Unlike some of his fellow leftists, Macdonald abandoned communism and his support for the Soviet Union as soon as he learned of the Moscow Trials in 1936.

The Holocaust, the Manhattan project, and “depersonalized warfare” caused him to become disillusioned with the “bankruptcy of the Western faith in the inevitability of progress, the dead end of the Enlightenment project of freedom through mastery.” He continues, “The application of scientific organization and technology to the project of efficient mass murder presented…a challenge to the faith in progress through instrumental reason” (51).

Politically, this led him to a critique of the modern state and its bureaucracy. While this constituted a sort of leftist anti-modernity, Macdonald’s ideas took on a modernist orientation with his embrace of the ideals of cosmopolitanism and internationalism.

His emphasis on culture anticipated the New Left. From early on in his Partisan Review days, Macdonald was preoccupied with the state suppression of culture by both the U.S. and the Soviet Union. Sumner states that “Already in the 1940s he understood that debates about militiarism and the bureaucratic state, race, and gender relations, and the moral autonomy of the individual were eclipsing the class issues that had preoccupied the Old Left” (87).

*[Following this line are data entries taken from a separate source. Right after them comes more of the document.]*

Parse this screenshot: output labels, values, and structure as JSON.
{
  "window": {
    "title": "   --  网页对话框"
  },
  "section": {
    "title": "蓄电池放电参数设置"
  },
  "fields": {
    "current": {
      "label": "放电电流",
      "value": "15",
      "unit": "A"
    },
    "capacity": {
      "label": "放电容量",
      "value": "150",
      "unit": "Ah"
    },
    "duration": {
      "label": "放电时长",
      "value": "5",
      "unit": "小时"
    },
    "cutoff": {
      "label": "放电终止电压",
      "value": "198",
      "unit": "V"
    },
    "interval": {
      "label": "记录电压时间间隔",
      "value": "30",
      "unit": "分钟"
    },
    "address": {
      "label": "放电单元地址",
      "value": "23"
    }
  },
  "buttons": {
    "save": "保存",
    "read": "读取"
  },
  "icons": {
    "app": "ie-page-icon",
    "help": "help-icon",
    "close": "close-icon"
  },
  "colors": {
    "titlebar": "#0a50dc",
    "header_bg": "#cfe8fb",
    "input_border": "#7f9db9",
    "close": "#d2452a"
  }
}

Macdonald’s disenchanchment caused him to become a “renegade Marxist,” who intended to “reshape theory to fit the concrete facts instead of doing the opposite” (151). He disavowed Marxist prophecy for its (1) failure to recognize the state as oppressive in and of itself regardless of who was running it, (2) problematic view of violence as legitimate, even in the age of nuclear weapons, and (3) lack of concern for the individual.

Interestingly, he divided the left into progressives who still included Marxists of the “scientific” type concerned with the “objective” flow of history and radicals which included anarchists (and renegade Marxists like himself) concerned with subjective questions of morality and who disavowed state oppression and mass violence. Macdonald pointed out that Marx’s “ideas lay vulnerable to wildly varying interpretations, permitting regimes like the Stalinist dictatorship to appropriate the mantle of his authority” (155).

Macdonald was strong on criticism but weak on solutions. Accordingly, the new iteration of politics magazine also seemed to lose its way. In his writings, Macdonald embraced the idea of “sociability” between individuals among affinity groups linked together internationally. Essentially, this set of mushy ideas and wishes resembles classical anarchism of a federation of mutual aid societies. He also adopted Andrea Caffi’s notion of operating “outside politics,” though the author doesn’t elaborate on this concept enough to know how novel an idea this was or whether it anticipated the social movements of the mid-century.

Ultimately, this straightforward book presents a narrative of a critical milieu that begins with excitement and ends underwhelming.